Al centro del caso ci sono frasi considerate offensive verso chi si era espresso in modo diverso rispetto alle sue aspettative in una recente consultazione referendaria. Nei post incriminati, l’esponente politica aveva definito alcuni cittadini come “idioti spaventati” e persone “retrograde”, parole che hanno rapidamente alimentato un’ondata di polemiche.
Non si è trattato, però, soltanto di un attacco rivolto all’elettorato. Alcuni passaggi hanno coinvolto anche il rapporto con le istituzioni, aprendo un fronte ancora più delicato: quello della legittimazione degli organi dello Stato e del rispetto delle funzioni pubbliche, tema che nelle ultime ore ha assunto un ruolo centrale nel confronto politico locale.

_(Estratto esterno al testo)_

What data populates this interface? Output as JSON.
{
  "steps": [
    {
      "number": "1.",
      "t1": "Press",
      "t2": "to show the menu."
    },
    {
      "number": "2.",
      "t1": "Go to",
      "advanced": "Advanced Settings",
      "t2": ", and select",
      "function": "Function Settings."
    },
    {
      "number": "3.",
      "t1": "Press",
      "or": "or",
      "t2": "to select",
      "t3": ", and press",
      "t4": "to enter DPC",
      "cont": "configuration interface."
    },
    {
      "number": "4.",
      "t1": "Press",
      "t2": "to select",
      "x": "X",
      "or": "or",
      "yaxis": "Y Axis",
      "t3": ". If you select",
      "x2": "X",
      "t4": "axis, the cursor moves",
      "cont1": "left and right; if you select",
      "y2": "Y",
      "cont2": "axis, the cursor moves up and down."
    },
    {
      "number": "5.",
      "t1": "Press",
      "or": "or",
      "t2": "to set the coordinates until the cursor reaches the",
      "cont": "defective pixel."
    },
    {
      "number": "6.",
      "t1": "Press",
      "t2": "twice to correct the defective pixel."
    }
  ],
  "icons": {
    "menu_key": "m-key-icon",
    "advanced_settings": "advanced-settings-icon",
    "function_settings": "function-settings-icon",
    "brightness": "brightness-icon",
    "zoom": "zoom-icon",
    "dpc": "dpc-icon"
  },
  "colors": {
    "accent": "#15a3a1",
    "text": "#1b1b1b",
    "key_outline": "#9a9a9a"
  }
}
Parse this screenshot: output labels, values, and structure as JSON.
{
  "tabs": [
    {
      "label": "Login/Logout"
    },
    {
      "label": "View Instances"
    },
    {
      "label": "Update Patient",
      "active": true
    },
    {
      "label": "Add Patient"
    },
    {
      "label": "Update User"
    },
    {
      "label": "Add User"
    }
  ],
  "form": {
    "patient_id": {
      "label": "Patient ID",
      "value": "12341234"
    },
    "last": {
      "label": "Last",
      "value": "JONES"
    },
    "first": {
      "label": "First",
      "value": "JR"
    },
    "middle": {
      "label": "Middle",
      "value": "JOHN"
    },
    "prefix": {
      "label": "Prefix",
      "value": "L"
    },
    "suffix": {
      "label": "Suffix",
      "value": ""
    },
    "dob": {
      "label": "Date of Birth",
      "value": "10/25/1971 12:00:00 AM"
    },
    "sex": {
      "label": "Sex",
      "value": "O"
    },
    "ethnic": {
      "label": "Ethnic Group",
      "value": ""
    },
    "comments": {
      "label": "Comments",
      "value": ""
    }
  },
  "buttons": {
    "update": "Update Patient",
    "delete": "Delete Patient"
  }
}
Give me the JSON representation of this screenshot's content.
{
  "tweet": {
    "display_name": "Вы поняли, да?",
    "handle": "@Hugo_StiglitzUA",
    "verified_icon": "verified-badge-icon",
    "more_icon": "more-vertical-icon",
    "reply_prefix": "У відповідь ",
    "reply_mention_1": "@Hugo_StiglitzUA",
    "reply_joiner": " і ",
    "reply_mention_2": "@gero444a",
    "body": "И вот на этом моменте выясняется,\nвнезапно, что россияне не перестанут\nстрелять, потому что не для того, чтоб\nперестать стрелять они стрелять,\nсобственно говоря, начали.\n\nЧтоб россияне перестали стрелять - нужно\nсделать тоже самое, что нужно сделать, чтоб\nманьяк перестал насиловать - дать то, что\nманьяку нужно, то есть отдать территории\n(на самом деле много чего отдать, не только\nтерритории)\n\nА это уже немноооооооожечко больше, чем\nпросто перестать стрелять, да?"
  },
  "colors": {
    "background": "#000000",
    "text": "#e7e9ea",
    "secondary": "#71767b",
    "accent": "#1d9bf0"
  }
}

Nel giro di pochi giorni la vicenda è diventata un caso cittadino, con ripercussioni dirette sulla maggioranza e sulla gestione amministrativa. Alla fine, la scelta del passo indietro è stata formalizzata con un atto ufficiale, presentato come necessario per riportare l’attenzione sul lavoro del Comune e chiudere una fase di forte esposizione mediatica.

Che cosa ha scritto sui social e perché è scoppiata la polemica
Il contenuto dei messaggi pubblicati dall’ex assessora ha provocato un’immediata reazione politica perché, oltre agli insulti rivolti a una parte del corpo elettorale, conteneva affermazioni riferite al sistema giudiziario. In uno dei passaggi più discussi, Calcopietro ha sostenuto che il Paese meriterebbe una “giustizia di pessimo livello” e ha accusato i “magistrati di sinistra” di essere corrotti.
Si tratta di dichiarazioni che, per la loro gravità e per la sede in cui sono state diffuse, hanno portato le opposizioni e diversi interlocutori civici a parlare di un attacco alle istituzioni e ai principi democratici, oltre che di una comunicazione ritenuta incompatibile con un ruolo pubblico. La pressione, progressivamente aumentata, ha finito per investire anche la tenuta politica della giunta cittadina.
Nei giorni successivi, la questione si è spostata dal singolo post alle conseguenze sull’azione amministrativa. Secondo quanto emerso nel dibattito locale, la preoccupazione principale era che il caso potesse trasformarsi in un elemento di stallo, con continui richiami alle dichiarazioni e un clima di conflitto permanente dentro e fuori il Consiglio.
Dimissioni irrevocabili: la decisione ufficiale
Nella mattinata del 30 marzo 2026, Serena Calcopietro ha formalizzato l’uscita dalla giunta protocollando le dimissioni irrevocabili. In una nota, ha comunicato di aver rimesso le deleghe nelle mani del sindaco di Ventimiglia, spiegando che l’evoluzione degli ultimi giorni non le consentiva di proseguire con serenità nell’incarico.
Nello stesso testo, l’ex assessora ha rivendicato il lavoro svolto, descrivendo la propria esperienza amministrativa come improntata a impegno, serietà e costanza, con l’obiettivo di operare nell’interesse della comunità. Ha anche sottolineato che si trattava della sua prima esperienza nel governo cittadino e che, pur tra difficoltà e responsabilità, aveva cercato di mantenere un approccio orientato al servizio pubblico.
Un passaggio rilevante della dichiarazione riguarda il riconoscimento dell’errore: Calcopietro ha ammesso di aver sbagliato nei contenuti e nei toni del post che ha scatenato la polemica, affermando che l’esito delle urne deve essere rispettato in quanto espressione della volontà popolare. In questo quadro, ha rinnovato le scuse alla cittadinanza.